Former Association of Southeast Asian Nations Secretary-General Surin Pitsuwan has died at the age of 68 after a sudden heart attack.
Surin is former lawmaker from the party who also served as Thailand’s foreign minister in the late-1990s under a Democrat-led government. He is best known for his time at the head of the ten-member ASEAN from 2008 until 2012. His name was also mentioned as a possible candidate for United Nations secretary-general.
Surin remained active in regional diplomatic circles until his death.
Thailand’s Ministry of Foreign Affairs said Surin “contributed greatly to the advancement and interest of ASEAN, as well as the promotion of ASEAN on the international stage. His outstanding personality, knowledge and wisdom were truly recognised by global leaders.”
Surin appeared to be in good health before he died. Posts on his Facebook page show him visiting a Bangkok co-working space the day before he died.

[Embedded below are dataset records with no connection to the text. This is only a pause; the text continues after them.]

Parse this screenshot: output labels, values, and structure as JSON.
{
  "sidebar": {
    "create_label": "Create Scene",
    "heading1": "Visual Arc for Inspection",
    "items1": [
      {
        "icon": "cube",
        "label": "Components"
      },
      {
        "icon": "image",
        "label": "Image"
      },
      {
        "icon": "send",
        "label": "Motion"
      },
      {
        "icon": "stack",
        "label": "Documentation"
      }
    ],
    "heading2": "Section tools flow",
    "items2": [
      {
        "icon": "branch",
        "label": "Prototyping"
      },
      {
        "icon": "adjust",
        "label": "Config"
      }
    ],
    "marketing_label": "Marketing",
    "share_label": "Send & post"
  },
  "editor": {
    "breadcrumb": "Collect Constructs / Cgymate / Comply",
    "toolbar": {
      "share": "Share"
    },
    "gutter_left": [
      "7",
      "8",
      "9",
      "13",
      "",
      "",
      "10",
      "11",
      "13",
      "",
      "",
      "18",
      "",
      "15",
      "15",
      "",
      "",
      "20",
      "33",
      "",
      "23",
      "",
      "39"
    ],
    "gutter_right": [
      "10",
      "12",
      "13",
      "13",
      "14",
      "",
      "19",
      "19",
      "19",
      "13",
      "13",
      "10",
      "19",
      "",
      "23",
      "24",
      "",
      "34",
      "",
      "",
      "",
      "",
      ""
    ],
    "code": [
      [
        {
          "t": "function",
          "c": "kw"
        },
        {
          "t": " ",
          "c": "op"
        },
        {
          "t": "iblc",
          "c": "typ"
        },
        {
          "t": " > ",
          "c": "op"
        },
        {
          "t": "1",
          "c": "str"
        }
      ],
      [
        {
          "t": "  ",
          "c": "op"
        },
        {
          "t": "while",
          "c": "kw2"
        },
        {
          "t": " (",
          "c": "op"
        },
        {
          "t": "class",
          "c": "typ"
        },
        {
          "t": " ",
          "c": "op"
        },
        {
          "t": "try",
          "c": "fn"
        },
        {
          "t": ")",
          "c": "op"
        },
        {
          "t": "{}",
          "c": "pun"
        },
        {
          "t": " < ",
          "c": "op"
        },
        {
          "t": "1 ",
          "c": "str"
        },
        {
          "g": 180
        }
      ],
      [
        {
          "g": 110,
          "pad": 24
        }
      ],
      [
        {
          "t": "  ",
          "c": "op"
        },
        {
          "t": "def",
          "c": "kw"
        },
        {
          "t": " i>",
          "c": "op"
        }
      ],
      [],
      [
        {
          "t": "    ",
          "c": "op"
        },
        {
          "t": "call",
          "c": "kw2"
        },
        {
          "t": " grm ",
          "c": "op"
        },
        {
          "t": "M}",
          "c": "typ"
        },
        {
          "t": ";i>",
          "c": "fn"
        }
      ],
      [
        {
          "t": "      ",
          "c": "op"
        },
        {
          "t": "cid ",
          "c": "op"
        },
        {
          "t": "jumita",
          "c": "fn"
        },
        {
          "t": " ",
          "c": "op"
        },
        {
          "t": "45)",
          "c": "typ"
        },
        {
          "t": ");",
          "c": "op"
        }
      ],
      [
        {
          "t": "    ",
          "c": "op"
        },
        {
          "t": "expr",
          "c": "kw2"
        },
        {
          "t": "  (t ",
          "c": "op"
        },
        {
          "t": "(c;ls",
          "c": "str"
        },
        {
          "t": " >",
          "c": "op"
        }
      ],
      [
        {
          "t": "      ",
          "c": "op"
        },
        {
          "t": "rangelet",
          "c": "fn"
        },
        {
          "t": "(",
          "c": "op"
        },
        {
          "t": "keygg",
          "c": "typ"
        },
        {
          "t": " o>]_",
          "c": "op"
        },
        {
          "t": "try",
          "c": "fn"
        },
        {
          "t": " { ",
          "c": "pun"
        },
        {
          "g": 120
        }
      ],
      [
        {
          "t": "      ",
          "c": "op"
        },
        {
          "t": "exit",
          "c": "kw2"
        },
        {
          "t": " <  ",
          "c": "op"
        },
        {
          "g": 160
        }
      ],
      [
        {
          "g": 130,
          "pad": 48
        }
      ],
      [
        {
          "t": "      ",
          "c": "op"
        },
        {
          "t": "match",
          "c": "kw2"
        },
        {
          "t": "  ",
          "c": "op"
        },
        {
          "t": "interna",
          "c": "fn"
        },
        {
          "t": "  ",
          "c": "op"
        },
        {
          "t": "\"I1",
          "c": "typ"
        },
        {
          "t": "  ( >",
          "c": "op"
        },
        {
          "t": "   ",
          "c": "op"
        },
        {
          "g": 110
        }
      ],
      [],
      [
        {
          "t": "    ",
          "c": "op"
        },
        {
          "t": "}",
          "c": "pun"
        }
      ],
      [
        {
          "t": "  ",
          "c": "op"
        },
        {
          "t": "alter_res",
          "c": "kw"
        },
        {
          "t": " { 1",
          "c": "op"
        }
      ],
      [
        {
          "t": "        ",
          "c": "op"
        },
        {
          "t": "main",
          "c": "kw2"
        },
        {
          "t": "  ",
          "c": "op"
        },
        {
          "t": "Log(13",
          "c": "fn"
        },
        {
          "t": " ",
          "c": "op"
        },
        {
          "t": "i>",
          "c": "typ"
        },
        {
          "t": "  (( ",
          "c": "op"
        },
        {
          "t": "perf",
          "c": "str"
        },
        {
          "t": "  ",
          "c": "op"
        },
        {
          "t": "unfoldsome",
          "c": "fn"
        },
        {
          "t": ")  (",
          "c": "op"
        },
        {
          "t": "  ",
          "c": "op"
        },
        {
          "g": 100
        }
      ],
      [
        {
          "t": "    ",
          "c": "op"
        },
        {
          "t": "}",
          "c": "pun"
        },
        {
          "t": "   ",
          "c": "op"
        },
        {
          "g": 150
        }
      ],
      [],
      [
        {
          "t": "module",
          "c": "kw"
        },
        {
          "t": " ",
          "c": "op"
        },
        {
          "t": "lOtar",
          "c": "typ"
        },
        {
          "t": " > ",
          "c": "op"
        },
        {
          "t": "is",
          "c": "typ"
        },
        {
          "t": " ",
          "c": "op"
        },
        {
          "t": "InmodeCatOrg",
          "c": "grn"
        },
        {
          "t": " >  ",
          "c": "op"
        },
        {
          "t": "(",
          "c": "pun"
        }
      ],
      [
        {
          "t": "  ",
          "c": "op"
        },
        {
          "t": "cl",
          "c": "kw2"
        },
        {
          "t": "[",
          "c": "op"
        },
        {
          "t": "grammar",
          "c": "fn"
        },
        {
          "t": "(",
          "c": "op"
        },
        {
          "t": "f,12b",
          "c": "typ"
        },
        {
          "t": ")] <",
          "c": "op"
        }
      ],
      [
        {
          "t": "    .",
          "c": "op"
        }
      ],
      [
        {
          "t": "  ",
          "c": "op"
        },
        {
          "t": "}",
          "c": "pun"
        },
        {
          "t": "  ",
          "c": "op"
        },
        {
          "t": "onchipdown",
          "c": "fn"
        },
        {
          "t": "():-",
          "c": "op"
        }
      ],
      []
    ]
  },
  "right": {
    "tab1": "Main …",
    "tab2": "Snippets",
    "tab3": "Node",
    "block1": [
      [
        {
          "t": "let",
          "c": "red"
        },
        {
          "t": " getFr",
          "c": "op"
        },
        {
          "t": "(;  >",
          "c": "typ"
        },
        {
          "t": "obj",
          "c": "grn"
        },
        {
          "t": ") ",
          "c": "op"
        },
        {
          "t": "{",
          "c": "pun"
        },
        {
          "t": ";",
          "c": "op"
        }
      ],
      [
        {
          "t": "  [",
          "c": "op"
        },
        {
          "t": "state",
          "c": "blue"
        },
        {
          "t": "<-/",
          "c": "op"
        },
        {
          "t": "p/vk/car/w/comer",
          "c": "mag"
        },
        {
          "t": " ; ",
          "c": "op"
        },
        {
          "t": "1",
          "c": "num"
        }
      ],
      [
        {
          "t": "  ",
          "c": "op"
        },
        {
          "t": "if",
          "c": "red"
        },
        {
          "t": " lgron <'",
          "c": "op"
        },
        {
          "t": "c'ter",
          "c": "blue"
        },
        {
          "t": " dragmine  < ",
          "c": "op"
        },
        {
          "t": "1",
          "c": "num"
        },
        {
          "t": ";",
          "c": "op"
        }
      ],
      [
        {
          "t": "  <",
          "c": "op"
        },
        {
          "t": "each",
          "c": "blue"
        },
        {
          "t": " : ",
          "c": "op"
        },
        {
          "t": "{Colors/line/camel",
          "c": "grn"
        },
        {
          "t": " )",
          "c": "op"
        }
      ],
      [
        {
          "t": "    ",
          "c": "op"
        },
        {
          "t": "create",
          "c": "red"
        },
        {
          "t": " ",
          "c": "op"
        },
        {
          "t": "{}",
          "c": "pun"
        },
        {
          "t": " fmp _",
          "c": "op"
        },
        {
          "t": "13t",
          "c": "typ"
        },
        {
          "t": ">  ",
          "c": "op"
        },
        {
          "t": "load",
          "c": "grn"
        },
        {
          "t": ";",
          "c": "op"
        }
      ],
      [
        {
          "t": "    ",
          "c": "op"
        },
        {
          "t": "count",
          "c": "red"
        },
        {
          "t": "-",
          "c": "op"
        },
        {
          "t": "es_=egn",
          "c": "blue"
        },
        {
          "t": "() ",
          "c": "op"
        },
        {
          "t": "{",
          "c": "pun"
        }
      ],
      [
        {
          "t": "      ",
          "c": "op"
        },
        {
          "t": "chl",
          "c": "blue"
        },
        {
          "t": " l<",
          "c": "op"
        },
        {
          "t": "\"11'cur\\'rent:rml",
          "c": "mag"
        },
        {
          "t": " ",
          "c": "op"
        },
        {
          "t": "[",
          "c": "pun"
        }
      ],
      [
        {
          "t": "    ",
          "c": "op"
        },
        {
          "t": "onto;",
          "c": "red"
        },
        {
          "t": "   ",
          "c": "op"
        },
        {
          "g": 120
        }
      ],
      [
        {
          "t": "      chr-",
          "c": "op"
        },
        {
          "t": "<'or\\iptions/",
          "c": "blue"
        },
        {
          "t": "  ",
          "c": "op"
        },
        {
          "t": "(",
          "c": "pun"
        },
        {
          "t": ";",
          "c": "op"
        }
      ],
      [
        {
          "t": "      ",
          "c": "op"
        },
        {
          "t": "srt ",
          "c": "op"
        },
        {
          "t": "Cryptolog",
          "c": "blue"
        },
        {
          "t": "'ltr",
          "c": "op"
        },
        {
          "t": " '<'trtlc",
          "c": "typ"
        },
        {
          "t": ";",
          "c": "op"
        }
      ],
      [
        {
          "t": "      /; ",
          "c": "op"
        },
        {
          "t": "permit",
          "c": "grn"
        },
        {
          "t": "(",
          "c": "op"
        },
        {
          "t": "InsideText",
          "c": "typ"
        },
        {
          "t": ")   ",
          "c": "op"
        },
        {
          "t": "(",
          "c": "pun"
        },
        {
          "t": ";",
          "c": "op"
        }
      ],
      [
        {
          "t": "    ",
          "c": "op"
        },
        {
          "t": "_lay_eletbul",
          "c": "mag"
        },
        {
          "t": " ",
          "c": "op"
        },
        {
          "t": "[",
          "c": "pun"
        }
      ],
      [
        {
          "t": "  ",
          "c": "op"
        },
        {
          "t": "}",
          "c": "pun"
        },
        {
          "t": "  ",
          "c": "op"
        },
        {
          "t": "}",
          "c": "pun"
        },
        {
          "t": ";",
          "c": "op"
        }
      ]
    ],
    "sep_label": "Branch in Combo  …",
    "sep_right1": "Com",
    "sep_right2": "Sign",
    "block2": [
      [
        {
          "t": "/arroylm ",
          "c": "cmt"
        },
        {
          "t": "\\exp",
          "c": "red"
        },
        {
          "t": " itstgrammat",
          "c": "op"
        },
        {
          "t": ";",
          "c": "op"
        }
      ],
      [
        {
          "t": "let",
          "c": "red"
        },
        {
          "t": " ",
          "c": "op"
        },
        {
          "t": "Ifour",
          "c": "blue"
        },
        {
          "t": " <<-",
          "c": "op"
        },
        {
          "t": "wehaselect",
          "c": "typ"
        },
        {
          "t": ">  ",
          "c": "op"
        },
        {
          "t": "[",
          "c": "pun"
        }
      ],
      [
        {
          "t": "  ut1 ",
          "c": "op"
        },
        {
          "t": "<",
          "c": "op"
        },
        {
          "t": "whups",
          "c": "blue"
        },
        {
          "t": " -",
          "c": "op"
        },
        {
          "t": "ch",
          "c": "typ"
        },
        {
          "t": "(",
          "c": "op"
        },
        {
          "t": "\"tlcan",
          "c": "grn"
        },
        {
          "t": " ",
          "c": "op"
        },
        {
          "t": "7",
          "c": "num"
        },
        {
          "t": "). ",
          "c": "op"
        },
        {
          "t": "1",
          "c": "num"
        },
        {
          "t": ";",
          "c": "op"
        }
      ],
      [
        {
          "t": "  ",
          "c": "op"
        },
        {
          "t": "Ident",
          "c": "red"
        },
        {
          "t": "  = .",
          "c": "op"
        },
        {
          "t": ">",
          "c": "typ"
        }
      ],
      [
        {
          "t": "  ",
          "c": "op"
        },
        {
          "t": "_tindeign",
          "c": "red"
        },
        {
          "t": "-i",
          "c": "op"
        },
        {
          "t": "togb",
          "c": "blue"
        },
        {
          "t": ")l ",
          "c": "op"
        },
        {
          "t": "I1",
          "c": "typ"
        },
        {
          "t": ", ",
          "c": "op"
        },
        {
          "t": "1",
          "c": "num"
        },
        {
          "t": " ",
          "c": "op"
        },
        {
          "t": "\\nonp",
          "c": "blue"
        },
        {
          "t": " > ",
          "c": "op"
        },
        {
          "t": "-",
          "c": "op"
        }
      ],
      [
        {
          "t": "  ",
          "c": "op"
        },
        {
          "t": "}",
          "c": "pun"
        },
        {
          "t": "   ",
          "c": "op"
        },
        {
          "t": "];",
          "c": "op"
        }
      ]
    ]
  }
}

Two weeks ago, Surin spoke at a conference marking the 50th anniversary of ASEAN.
His remarks, punctuated with emphasis in his trademark deep voice, lauded cooperative organisations like ASEAN as a means of “creating a space for the region to talk to itself”. He asked: “How can we unleash the energy, the creativity, the power of 640 million people on to the platform of ASEAN?”
He also suggested that a new era – possibly one of less co-operation – may be emerging.
“It has been an age of multilateralism, talking to each other in a big group,” Surin said. But, he lamented, “the era of multilateralism is disappearing”.
“Be ourselves,” he said of ASEAN nations. “Be self-sufficient. Be helpful to each other before we wait for contributions from the outside.”